THE IMPOSITION OF sanctions by the United States on Carrie Lam, Hong Kong’s chief executive, and ten other current and former officials in the city, is likely more symbolic than substantive. It is rare if not unprecedented, however, for the United States to sanction a head of government. To this Bystander, still spinning from the seemingly daily ratcheting up of US-China tensions by Washington, it feels that they mark the crossing of a threshold, with the China hawks in the US administration having been given free rein and no longer holding back.
The sanctions, imposed under the executive order US President Donald Trump signed in July to punish Beijing for imposing a national security law on Hong Kong, will mean that the eleven will have any property in the US seized and their financial assets frozen. Lam, for one, says she has no assets in the US; this Bystander would hazard that the rest do not either at this point, if they ever did.
The others sanctioned include Hong Kong’s police commissioner, Chris Tang, and his predecessor, Stephen Lo, Justice Secretary Teresa Cheng, Security Secretary John Lee, Xia Baolong, head of the Chinese State Council’s Hong Kong and Macau affairs office and Luo Huining, director of the Hong Kong liaison office.
The sanctions announcement followed hard on the US president ordering US firms to stop doing business with WeChat, the messaging app owned by Tencent, and with the ByteDance-owned video-sharing app, TikTok. The twin executive orders are stayed until September 20, five days after the deadline that the White House has given to Microsoft to conclude an agreement to acquire TikTok’s operations in the United States, Australia and New Zealand.
Decoupling TikTok is in the vanguard of the United States’ ‘Clean Network’ initiative to drive Chinese owned apps and components out of US businesses and those of US allies. It was conceived to thwart Chinese telecoms companies Huawei Technology and ZTE in 5G markets. Announcing the initiative’s expansion earlier this week, US Secretary of State Mike Pompeo, one of the administration’s most hostile China hard-liners, said:
The Clean Network program is the Trump Administration’s comprehensive approach to guarding our citizens’ privacy and our companies’ most sensitive information from aggressive intrusions by malign actors, such as the Chinese Communist Party.
On another front, the Trump administration also announced recommendations that would lead to the long-threatened delisting of Chinese companies from US stock exchanges unless Beijing allows US regulators adequate access to their audited accounts.
Meanwhile, the imminent arrival in Taipei of US health secretary Alex Azar, the highest-level US cabinet official to visit since Washington cut ties with Taipei more than 40 years ago, may prove the most incendiary of Washington’s recent provocations.
That may finally test Beijing’s patience. So far, its public response has been firm but measured, as it has been to each successive provocation from Washington. Wolf diplomacy has been held back. Yang Jiechi, the Politburo member who is the Party’s leading foreign policy strategist, gave an olive-branch speech on US-China relations on Friday, following on speeches and interviews given by Foreign Minister Wang Yi in the same vein. Large-scale purchases of US agricultural produce have also been made to keep the US-China Phase One Trade Agreement alive, with the first round of high-level progress-monitoring talks still possible.
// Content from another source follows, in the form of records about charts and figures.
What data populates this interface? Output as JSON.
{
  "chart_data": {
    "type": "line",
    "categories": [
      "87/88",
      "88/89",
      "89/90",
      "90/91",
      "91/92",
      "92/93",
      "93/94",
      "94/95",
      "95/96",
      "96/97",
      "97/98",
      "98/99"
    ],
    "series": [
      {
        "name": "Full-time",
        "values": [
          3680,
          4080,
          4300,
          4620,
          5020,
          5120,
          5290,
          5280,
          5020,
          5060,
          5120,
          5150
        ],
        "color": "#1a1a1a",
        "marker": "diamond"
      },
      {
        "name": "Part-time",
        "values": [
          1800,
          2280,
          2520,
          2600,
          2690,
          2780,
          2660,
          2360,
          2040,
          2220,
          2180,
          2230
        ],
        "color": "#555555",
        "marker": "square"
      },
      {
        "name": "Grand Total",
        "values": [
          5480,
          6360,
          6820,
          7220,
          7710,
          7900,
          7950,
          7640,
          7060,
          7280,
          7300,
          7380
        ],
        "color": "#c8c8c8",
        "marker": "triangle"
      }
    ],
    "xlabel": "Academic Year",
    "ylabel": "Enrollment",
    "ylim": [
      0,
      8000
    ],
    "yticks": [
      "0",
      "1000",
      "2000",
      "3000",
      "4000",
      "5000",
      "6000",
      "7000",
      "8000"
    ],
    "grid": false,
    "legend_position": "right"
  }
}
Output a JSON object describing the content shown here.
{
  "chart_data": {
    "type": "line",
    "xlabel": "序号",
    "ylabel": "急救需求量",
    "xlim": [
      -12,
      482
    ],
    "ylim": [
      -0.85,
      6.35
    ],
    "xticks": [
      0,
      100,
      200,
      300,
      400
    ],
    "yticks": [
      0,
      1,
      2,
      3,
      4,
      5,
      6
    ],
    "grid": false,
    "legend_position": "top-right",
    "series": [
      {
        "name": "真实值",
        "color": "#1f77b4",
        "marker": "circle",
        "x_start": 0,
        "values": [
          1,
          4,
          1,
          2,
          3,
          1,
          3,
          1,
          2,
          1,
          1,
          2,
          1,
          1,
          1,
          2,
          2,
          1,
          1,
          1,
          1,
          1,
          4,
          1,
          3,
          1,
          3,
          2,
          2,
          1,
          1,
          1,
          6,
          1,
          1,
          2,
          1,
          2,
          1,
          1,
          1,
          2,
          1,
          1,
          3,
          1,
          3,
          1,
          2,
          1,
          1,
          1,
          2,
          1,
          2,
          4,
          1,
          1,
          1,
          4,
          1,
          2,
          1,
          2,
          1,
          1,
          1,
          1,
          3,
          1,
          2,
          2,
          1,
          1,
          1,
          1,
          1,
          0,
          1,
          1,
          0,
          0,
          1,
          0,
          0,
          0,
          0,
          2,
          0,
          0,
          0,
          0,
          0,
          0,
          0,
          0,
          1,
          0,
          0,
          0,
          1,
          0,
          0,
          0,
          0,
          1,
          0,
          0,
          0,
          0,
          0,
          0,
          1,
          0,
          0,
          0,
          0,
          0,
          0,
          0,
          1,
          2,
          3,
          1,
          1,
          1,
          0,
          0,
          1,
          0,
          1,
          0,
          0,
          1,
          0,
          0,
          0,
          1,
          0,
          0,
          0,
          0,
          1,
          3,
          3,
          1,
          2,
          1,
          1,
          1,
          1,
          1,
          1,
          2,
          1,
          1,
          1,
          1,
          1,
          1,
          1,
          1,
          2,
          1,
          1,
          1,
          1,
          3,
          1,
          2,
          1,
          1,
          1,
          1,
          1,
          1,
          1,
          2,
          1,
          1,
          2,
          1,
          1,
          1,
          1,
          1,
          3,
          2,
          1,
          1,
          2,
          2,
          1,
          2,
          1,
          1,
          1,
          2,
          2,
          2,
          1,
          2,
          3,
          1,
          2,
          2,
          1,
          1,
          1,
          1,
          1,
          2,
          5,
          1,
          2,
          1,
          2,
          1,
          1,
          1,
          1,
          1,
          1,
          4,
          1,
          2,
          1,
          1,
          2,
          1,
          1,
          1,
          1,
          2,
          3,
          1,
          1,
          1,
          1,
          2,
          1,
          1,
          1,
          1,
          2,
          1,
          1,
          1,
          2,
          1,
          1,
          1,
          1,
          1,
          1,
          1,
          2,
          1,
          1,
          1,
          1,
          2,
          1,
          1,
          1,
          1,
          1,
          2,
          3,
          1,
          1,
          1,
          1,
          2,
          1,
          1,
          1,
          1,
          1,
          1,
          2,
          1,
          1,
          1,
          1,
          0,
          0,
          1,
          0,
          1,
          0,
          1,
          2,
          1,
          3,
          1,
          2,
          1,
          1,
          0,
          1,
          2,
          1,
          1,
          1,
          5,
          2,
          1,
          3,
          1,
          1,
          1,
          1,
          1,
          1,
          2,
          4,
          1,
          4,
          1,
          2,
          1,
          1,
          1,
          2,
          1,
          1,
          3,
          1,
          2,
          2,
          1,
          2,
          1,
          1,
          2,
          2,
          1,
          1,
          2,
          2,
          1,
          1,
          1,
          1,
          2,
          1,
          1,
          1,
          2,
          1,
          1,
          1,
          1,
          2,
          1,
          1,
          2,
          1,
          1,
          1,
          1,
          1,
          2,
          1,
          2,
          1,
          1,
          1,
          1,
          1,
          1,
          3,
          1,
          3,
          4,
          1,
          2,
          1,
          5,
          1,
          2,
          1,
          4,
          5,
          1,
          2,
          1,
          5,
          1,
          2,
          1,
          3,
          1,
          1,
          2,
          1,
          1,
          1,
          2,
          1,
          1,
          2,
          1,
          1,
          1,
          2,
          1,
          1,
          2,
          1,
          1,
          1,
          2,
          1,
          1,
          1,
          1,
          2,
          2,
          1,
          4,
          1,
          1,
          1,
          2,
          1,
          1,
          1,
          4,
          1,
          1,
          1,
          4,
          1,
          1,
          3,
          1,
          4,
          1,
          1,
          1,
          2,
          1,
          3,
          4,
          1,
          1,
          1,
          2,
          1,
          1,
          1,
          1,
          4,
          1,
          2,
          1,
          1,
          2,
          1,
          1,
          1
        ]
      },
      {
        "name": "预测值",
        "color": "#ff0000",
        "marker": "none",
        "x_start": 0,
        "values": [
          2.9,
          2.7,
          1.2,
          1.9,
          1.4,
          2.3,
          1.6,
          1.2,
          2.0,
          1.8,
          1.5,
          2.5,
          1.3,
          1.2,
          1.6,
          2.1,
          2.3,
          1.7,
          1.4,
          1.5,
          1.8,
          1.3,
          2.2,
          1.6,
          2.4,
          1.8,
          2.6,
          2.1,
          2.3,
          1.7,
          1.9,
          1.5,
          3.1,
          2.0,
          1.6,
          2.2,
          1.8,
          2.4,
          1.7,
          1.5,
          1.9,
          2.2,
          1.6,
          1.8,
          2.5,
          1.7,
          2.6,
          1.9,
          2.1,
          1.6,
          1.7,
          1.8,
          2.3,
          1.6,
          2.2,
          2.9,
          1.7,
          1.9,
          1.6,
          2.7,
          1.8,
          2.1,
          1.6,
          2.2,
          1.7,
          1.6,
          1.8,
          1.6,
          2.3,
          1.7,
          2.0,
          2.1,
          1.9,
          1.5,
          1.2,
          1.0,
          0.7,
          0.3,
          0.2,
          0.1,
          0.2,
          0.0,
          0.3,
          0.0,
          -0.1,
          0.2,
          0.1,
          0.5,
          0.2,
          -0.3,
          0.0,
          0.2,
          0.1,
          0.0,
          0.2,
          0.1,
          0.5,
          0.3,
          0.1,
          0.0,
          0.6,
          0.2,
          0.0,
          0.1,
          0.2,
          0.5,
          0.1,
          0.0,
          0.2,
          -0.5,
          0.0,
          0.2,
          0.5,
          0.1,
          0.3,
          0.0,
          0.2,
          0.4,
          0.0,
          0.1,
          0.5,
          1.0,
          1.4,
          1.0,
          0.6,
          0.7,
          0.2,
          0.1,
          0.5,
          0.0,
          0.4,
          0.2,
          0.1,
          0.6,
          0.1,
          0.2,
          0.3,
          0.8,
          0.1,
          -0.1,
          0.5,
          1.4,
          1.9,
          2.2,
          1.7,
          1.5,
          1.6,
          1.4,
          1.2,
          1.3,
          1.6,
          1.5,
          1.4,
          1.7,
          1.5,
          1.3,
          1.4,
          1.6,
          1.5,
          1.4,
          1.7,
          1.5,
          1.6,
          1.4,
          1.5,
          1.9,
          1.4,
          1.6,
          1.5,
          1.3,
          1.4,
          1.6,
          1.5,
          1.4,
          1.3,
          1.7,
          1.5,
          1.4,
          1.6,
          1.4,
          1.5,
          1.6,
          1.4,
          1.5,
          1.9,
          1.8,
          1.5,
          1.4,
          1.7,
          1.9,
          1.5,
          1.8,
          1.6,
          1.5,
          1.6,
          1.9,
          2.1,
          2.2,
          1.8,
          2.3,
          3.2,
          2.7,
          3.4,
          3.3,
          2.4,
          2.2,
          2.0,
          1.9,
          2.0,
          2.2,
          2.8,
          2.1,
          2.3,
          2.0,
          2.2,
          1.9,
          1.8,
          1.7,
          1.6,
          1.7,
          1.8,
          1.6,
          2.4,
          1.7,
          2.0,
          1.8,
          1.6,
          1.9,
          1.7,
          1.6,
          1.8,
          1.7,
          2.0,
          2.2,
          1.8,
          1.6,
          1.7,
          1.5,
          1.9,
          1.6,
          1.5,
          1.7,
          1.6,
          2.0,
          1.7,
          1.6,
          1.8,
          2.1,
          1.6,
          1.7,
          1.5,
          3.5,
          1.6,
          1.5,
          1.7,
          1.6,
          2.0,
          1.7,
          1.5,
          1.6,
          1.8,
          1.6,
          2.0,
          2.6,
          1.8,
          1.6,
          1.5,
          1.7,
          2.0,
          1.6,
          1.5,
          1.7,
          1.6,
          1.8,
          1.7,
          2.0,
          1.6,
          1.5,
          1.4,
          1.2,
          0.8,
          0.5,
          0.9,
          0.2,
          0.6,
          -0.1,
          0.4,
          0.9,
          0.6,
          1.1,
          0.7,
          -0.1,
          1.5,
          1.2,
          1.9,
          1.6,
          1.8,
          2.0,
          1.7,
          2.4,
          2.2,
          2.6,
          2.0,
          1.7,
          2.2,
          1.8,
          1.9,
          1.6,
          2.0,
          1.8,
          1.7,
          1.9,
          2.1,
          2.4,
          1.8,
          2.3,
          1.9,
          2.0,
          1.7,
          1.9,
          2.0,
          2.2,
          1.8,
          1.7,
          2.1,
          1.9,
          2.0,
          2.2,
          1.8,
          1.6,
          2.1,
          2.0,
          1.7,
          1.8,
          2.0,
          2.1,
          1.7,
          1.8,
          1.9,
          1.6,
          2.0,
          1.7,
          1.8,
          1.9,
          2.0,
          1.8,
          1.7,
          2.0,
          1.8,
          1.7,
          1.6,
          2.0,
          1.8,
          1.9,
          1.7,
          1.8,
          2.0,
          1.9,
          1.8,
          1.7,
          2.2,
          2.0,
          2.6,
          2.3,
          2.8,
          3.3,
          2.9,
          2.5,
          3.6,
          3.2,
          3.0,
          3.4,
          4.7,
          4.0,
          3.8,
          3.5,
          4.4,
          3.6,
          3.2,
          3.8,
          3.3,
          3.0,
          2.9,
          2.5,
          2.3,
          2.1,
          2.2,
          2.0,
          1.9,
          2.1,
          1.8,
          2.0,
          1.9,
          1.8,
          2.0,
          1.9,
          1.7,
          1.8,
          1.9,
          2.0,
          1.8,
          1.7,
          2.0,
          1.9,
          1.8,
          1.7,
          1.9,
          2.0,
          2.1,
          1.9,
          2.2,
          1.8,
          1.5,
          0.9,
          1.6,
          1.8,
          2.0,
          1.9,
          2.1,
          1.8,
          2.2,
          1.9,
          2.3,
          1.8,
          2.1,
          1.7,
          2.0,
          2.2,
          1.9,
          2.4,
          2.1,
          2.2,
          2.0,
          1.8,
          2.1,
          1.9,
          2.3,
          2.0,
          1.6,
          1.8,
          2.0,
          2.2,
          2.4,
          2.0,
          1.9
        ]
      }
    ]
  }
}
One interpretation of the intensifying of the US administration’s actions is that the president believes continuing to pile pressure on China will be a winning tactic in the run-up to the November election in which he is trailing Democratic candidate Joe Biden in the polls. Another is that the China hawks in the White House, fearful that Trump will not be re-elected in November, are putting in place a web of containment measures that will carry over into the new administration, embedding a de facto ‘cold war’.
Strong anti-China policies would resonate with voters in the United States, where unfavourable views of China have climbed rapidly among both parties over the past year, according to the latest survey by the Pew Research Center published at the end of last month. Eighty-three per cent of Republicans and 68% of Democrats said they had an unfavourable view of China, record highs for both groups. However, only one-third of Democrats say that it is more important to get tougher with China than to build a stronger relationship with it, against two-thirds of Republicans. At 38%, Republicans are also twice as likely as Democrats to describe China as ‘an enemy’.
Beijing’s strategy of taking it on the chin until November in the hope of a change of administration in the US makes sense in that light, as do US intelligence reports that Chinese disinformation campaigns are being deployed in the Biden cause. If it could ever be done, it would make for a fascinating case study to see how they negated Russian disinformation the intelligence reports say is being used to promote a Trump re-election.